Remember that Naaman had an expectation of how things were going to go and when they didn’t, he was quite put out. How many times do we have a preconceived notion of how God should work things out? We have a plan, but God does it in a way that doesn’t make since to us.

Naaman is so offended that he allows his pride to turn him around and head home still leprous. Do we ever allow our pride to rule our decision making? Luckily Naaman has some advisors who step in and convince him to follow Elisha’s instructions.

He will get to see the power of God as he goes down to the muddy banks of the Jordan. Naaman dips one time, no change; two times, no change, but on the seventh time he comes up with perfect flawless skin. Understanding who the one true God is, he returns to Elisha in order to give him payment for the miracle.

Now Naaman will get to see the heart of God as Elisha refuses to take anything and sends him on his way. This delivers a strong message of what God’s motivation is to this powerful Syrian.

Unfortunately humanity is going to muddy these waters as Elisha’s assistant Gehazi chases down Naaman. He sees the potential of personal gain and seizes the opportunity.

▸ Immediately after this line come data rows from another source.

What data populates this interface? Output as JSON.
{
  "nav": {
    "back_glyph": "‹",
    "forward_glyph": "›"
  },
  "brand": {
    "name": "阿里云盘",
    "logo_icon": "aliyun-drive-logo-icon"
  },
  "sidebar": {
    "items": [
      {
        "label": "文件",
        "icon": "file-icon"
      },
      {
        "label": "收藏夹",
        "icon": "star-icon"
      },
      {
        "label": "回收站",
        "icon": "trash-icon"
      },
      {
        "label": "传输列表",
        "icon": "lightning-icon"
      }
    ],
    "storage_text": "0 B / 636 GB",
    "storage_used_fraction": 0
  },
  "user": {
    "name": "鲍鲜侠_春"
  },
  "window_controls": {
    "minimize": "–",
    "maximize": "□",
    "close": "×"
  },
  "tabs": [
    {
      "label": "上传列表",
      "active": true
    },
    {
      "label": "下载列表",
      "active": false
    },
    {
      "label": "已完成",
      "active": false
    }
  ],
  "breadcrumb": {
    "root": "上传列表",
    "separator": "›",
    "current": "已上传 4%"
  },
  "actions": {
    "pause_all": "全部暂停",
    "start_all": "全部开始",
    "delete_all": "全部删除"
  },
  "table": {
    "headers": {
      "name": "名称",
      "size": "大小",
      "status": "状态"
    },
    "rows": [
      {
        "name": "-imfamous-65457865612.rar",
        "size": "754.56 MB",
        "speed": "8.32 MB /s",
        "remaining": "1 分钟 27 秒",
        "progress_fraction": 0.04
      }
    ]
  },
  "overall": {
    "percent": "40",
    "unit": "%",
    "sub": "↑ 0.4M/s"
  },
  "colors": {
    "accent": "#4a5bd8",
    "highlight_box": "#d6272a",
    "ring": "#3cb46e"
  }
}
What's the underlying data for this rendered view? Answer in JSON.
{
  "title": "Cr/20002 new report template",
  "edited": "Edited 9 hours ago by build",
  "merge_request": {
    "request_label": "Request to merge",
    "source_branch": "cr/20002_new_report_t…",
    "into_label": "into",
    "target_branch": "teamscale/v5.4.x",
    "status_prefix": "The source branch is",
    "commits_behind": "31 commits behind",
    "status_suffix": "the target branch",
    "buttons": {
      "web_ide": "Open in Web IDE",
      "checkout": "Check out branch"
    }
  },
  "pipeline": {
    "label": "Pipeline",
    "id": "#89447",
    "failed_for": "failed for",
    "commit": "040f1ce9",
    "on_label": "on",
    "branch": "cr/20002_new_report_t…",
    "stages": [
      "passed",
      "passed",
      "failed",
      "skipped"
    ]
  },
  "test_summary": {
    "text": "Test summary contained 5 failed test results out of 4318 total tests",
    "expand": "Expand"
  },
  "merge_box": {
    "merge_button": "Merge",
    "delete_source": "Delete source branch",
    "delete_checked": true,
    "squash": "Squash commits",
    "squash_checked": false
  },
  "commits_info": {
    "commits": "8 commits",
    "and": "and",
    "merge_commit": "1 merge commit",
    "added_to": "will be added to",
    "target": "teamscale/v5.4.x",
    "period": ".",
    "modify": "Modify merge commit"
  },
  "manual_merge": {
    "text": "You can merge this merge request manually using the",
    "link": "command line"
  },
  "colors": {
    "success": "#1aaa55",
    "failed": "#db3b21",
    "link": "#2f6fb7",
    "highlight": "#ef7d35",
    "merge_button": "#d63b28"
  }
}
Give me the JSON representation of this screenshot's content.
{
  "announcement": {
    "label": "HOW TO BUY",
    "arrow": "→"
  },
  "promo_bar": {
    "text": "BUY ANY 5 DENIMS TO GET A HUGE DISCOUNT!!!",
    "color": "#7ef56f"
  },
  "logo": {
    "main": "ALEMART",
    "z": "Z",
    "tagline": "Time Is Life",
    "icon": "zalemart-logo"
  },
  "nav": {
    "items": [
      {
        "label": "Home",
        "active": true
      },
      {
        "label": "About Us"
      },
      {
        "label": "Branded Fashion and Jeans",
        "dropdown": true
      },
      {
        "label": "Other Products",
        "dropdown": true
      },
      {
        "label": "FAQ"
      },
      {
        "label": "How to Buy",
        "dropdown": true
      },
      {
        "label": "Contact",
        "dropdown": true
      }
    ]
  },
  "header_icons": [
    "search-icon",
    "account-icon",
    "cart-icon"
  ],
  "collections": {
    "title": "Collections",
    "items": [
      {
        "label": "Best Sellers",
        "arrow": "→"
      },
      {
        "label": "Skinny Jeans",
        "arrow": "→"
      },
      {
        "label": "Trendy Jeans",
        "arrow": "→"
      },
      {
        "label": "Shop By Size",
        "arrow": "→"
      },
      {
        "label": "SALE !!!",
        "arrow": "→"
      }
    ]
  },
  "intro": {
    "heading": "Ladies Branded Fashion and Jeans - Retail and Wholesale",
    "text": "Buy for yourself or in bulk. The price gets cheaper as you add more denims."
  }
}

He lies to Naaman telling him that Elisha had sent him to get some of the treasure.
Note that Naaman is still convinced of God’s power, but God’s heart is no longer as clear as it once was.

The greed of Gehazi tarnishes the testimony of God. Have we ever allowed our personal agenda to affect how the Lord is represented? Gehazi hides his new found wealth and returns to Elisha who confronts him with his treachery as soon as he gets back. Elisha informs Gehazi that because of his deceit and greed, the leprosy that was removed from Naaman will now be placed upon him as well as his family.

It’s so important to remember that as Christians all of our decisions good and bad affect how the Lord is seen in the eyes of others. Let’s represent the King in honesty, kindness and character. You see, they judge Him by watching us.